In many categories in other phyla, the gyrB gene is said to be an effective marker for phylogenetic study. The phylogenetic analysis focused on the patterns of the gyrB gene has been seen in some experiments to be compatible with DDH and phenotypic comparison. To evaluate the phylogenetic relations of marine isolates within the phylum Bacteroidetes, gyrB gene sequencing was adapted and involved two species of Flavobacterium. Moreover, within the framework of genome projects, more gyrB sequences from Flavobacterium species are becoming obtainable.
Several Flavobacterium strains were segregated in a previous study of aquatic and terrestrial microbial mats in Antarctica, which displayed a low resemblance to the Flavobacterium species, based on the partial or full 16S rRNA gene sequence.

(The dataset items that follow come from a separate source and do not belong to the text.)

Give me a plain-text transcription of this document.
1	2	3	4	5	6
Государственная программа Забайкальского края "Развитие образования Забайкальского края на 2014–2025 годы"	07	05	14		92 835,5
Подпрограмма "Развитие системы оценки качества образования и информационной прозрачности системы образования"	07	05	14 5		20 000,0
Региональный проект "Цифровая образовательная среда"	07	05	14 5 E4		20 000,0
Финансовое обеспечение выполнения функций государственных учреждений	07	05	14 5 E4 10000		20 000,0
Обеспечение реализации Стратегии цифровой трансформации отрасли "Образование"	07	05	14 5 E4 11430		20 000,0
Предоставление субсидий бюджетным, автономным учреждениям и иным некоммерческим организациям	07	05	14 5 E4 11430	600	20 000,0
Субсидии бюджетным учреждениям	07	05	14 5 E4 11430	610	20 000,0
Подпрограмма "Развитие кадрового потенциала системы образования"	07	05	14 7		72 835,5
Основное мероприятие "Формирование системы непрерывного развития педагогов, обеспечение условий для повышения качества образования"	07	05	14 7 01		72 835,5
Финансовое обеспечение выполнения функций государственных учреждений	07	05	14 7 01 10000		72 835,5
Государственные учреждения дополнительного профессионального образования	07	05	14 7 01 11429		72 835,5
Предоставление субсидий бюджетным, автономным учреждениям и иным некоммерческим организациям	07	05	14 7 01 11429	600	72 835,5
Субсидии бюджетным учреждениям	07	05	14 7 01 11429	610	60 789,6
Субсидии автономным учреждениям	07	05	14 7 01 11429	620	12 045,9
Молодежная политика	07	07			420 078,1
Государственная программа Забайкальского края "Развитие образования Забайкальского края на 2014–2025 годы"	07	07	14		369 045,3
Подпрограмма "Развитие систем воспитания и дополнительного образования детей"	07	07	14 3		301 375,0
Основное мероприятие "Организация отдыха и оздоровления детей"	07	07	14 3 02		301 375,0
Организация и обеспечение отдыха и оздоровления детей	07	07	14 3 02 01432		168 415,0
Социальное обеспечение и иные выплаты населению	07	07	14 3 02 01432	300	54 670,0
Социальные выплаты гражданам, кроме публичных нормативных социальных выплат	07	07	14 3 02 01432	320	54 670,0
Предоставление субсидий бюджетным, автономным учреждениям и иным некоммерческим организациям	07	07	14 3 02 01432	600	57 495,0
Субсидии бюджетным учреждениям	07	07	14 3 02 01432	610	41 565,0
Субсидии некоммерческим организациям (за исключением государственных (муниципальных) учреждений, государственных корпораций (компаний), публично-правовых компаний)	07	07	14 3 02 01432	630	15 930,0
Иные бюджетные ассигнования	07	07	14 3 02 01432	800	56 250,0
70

In a study, to evaluate the variety of isolates in more detail and to clarify the usefulness of gyrB as a phylogenetic marker for phylogeny in the Flavobacterium genus, the gyrB gene sequence of 33 of these new Antarctic isolates and of the type strains of related Flavobacterium species was defined. It also compared the phylogeny based on the near-complete sequences of the 16S rRNA gene.
In a study, using the ClustalW program, the available gyrB nucleotide sequences of Yersinia spp were coordinated and conserved regions were utilized to construct Yersinia consensus primer sets. Amplification of the PCR was performed in a 25 ml reaction mixture containing 20 pmol per primer, gyrF (50-GTTTCC GGCGTTTGCACGG-30), and gyrRRCACG-30 respectively (50 -GTGATAACGCA ATTTGTCCGGG-30). The amplification was carried out with the following temperature profile: initial denaturation for 5 min at 95 C, followed by 30 cycles of 95 C for 1 min each, 62 C for 1 min and 72 C for 1 min, and final extension for 10 min at 72 C. PCR products have been purified and sequenced. The polymorphism in the 1143 bp gyrB amplicons was assessed by restriction digestion using AluI, HinfI, and MspI enzymes. On 2.5 percent agarose gels in a 1X TBE buffer, restriction fragments were segregated.